The British Salem School of Gordonstoun was established in 1934 by Kurt Hahn after he was asked by friends to give a demonstration in the UK of his "Salem system". He was born in Berlin in 1886 and studied at the University of Oxford. After reading Plato's The Republic as a young man, Hahn conceived the idea of a modern school. With the help of Prince Max of Baden, he set up the Schule Schloss Salem in 1919. After the First World War, both men decided that education was key in influencing the future. They developed Salem in order to develop its students as community leaders. By the 1930s Salem had already become a renowned school throughout Europe. In 1932 Hahn spoke out against the Nazis and was arrested in March 1933.

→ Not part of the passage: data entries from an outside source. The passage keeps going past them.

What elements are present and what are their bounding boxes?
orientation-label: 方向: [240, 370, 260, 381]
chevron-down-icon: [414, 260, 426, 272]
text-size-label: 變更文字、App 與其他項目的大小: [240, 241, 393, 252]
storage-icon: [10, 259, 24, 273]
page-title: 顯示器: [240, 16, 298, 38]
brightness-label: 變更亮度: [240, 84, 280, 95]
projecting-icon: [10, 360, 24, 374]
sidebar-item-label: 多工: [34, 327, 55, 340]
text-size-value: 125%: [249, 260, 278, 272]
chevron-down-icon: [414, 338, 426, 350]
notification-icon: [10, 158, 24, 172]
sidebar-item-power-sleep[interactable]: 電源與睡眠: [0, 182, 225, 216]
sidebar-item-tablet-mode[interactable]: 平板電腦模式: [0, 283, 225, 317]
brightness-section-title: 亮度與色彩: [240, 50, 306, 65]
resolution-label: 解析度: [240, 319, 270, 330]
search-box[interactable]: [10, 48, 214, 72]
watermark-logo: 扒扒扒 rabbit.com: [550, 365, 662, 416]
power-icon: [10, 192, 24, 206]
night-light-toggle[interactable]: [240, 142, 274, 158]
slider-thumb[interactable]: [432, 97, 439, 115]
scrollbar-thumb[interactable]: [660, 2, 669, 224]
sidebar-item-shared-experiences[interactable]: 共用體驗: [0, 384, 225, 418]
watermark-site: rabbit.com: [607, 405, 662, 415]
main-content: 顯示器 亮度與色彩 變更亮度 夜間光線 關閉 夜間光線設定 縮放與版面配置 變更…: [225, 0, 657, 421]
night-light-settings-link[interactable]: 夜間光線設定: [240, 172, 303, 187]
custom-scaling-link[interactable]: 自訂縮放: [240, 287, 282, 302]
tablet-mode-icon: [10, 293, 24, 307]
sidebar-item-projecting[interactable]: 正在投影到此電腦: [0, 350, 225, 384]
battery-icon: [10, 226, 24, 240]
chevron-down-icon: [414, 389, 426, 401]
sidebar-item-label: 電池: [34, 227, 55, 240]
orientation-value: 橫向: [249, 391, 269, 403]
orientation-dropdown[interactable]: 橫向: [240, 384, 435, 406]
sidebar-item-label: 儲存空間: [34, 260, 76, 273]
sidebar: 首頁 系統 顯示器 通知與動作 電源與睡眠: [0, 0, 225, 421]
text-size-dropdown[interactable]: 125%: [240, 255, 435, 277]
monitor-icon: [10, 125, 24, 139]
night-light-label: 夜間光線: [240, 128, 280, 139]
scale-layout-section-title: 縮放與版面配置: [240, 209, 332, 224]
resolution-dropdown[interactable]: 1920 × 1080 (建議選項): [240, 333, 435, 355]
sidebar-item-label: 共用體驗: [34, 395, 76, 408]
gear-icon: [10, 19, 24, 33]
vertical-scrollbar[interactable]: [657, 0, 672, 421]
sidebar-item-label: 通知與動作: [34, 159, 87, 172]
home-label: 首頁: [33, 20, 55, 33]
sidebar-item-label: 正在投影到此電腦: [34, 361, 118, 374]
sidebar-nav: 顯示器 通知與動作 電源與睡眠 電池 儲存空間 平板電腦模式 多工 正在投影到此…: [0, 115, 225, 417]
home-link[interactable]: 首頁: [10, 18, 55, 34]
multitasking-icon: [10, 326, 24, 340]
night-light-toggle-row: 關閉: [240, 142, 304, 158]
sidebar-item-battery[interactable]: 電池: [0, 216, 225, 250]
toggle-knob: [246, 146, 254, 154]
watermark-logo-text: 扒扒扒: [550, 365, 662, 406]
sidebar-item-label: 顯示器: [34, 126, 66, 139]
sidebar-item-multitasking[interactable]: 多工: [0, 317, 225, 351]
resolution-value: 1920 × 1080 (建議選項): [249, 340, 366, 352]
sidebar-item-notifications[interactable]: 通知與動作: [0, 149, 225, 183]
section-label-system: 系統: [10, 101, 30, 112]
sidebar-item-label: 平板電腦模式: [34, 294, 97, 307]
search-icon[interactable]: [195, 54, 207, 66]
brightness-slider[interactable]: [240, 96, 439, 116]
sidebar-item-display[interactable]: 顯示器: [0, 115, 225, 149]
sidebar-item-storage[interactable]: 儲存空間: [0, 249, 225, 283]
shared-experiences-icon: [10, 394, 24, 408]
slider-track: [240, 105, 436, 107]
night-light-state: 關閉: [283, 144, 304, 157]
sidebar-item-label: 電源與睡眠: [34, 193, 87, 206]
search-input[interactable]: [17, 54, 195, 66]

He was released and exiled to Britain in the same year through the influence of the Prime Minister, Ramsay MacDonald, who was familiar with Hahn's work. At the urging of British friends, Hahn decided to start a new school in Morayshire.
Gordonstoun was started in a small way and had financial difficulties in its early years. After the death in 1930 of Sir William Gordon-Cumming, 4th Baronet, his house at Gordonstoun was obtained by Kurt Hahn, whose offer for the lease was accepted on 14 March 1934. The buildings needed repair and renovation, and at the start of the first academic year, the school had only two enrolled pupils. Hahn expected Gordonstoun to operate for only a few years, as an example of his vision. The number of pupils steadily increased, and some additional pupils transferred from Salem, including Prince Philip of Greece, now the Duke of Edinburgh. By the start of the Second World War, 135 boys were attending.
In June 1940 the school was evacuated and the Gordonstoun estate was taken over by the army for use as barracks. The school was relocated temporarily to quarters in Montgomeryshire in Mid Wales when Lord Davies, a parent of two pupils, allowed the school to use one of his houses. The buildings were insufficient, and finances and pupil numbers began to drop. The school survived the war, pupil numbers increased again, and the school became well known throughout Wales and the Midlands. Once the war had ended, the school returned to the Gordonstoun estate.
By the end of the 1940s, the school achieved its primary target of 250 pupils and continued growing in size. It built dormitories on the estate, removing the need of maintaining a house in Altyre, Forres, many miles away from the main campus. Gordonstoun also developed its academic offerings. It arranged to admit poorer children from the surrounding areas, and to deepen the "Outward Bound"-type activities that were central to Hahn's system. Skills in mountaineering and seamanship were always taught at the school. The introduction of the Moray Badge, from which the Duke of Edinburgh's Award was borrowed, expanded the types of physical challenges for students to conquer.
Gordonstoun House as seen from the South Lawn
From the 1950s onwards, the school administration concentrated on improving the facilities and expanding the curriculum. Major changes since then include: the founding of Round Square in 1966, an international community of schools sharing Hahn's educational ideals; the school becoming co-educational in 1972; and the moving of Aberlour House, Gordonstoun's preparatory school, from Speyside to a purpose-built Junior Schoola[›] on campus in 2004.